Over the years, Nvidia and AMD have become two of the biggest names in the PC graphics market, and Intel has to rely on weak nuclear display to hold its way. Ten years ago, the company abruptly cut off the Larrabee project. Intel has been absent from the single market for a long time since the introduction of the Intel i740 GPU in 1998. The good news is that in recent years, Intel seems to have accelerated the pace of the graphics business. After many advances, we finally learned more real details about the DG1 GPU at CES 2020.
(From: Intel, via Theverge)
First, as an early attempt, the DG1 is not a powerful desktop graphics card. Although Intel splits DG1 into two parts, it is simply not available to the average consumer.
Overall, Intel is adopting a single architecture called “Xe” to create a new line of graphics that promises to meet all the graphics needs, from lightweight notebooks to high-performance computing, with differences in performance and cooling.
It is divided into Xe LP, Xe HP, and Xe HPC, targeting low, medium and high-performance workloads. There may be some crossovers on the product line, but they can be roughly divided into pen, desktop, and workstation/server.
The first DG1 GPU and the upcoming Tiger Lake pen have the most up-and-coming Xe LP built in.

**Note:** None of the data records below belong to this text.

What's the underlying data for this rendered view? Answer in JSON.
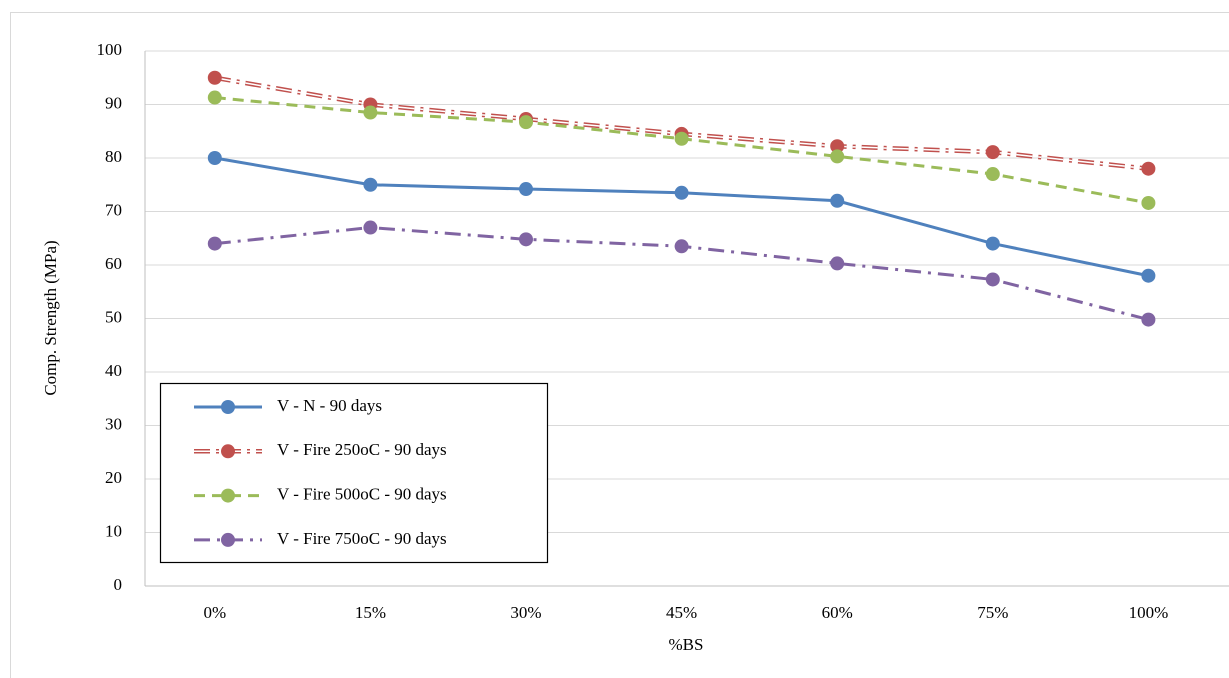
{
  "chart_data": {
    "type": "line",
    "x_label": "%BS",
    "y_label": "Comp. Strength (MPa)",
    "categories": [
      "0%",
      "15%",
      "30%",
      "45%",
      "60%",
      "75%",
      "100%"
    ],
    "series": [
      {
        "name": "V - N - 90 days",
        "color": "#4f81bd",
        "line_style": "solid",
        "values": [
          80,
          75,
          74.2,
          73.5,
          72,
          64,
          58
        ]
      },
      {
        "name": "V - Fire 250oC - 90 days",
        "color": "#c0504d",
        "line_style": "double-dash-dot",
        "values": [
          95,
          90,
          87.3,
          84.5,
          82.2,
          81.1,
          78
        ]
      },
      {
        "name": "V - Fire 500oC - 90 days",
        "color": "#9bbb59",
        "line_style": "dashed",
        "values": [
          91.3,
          88.5,
          86.7,
          83.6,
          80.3,
          77,
          71.6
        ]
      },
      {
        "name": "V - Fire 750oC - 90 days",
        "color": "#8064a2",
        "line_style": "dash-dot",
        "values": [
          64,
          67,
          64.8,
          63.5,
          60.3,
          57.3,
          49.8
        ]
      }
    ],
    "ylim": [
      0,
      100
    ],
    "yticks": [
      0,
      10,
      20,
      30,
      40,
      50,
      60,
      70,
      80,
      90,
      100
    ],
    "grid": true,
    "legend": "lower left"
  }
}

The GPU’s TDP is 20W, can be expanded to 40 or 50W, and the chip area occupies almost equal to the 15W Tiger Lake CPU.
The DG1 core display has plenty of room to run fast without overheating, but if it’s a unique version of 20 to 50W, it’s definitely time to add a heat sink or fan. The demo model has a dual-slot design, but this may be just a bluff.
During the keynote, the company ran a Destiny 2 game demo, but it was neither the DG1 stand-alone, not the Tiger Lake chip that integrated the Xe graphics unit, but the discrete DG1 chip inside the notebook. It is not known whether the two can be used together.
The Xe graphics unit is known to support dynamic tuning, meaning PC manufacturers can plug it into a laptop or tablet. In the case of CPU heat and low workload, you can make the GPU part run a little more cheerful. (SmartShift technology similar to AMD Ryzen Core)
Although Intel doesn’t mention exact performance specifications, tweets and photos from Linus Tech Tips suggest that the DG1 can run Destiny 2 at least 1080p to 60fps.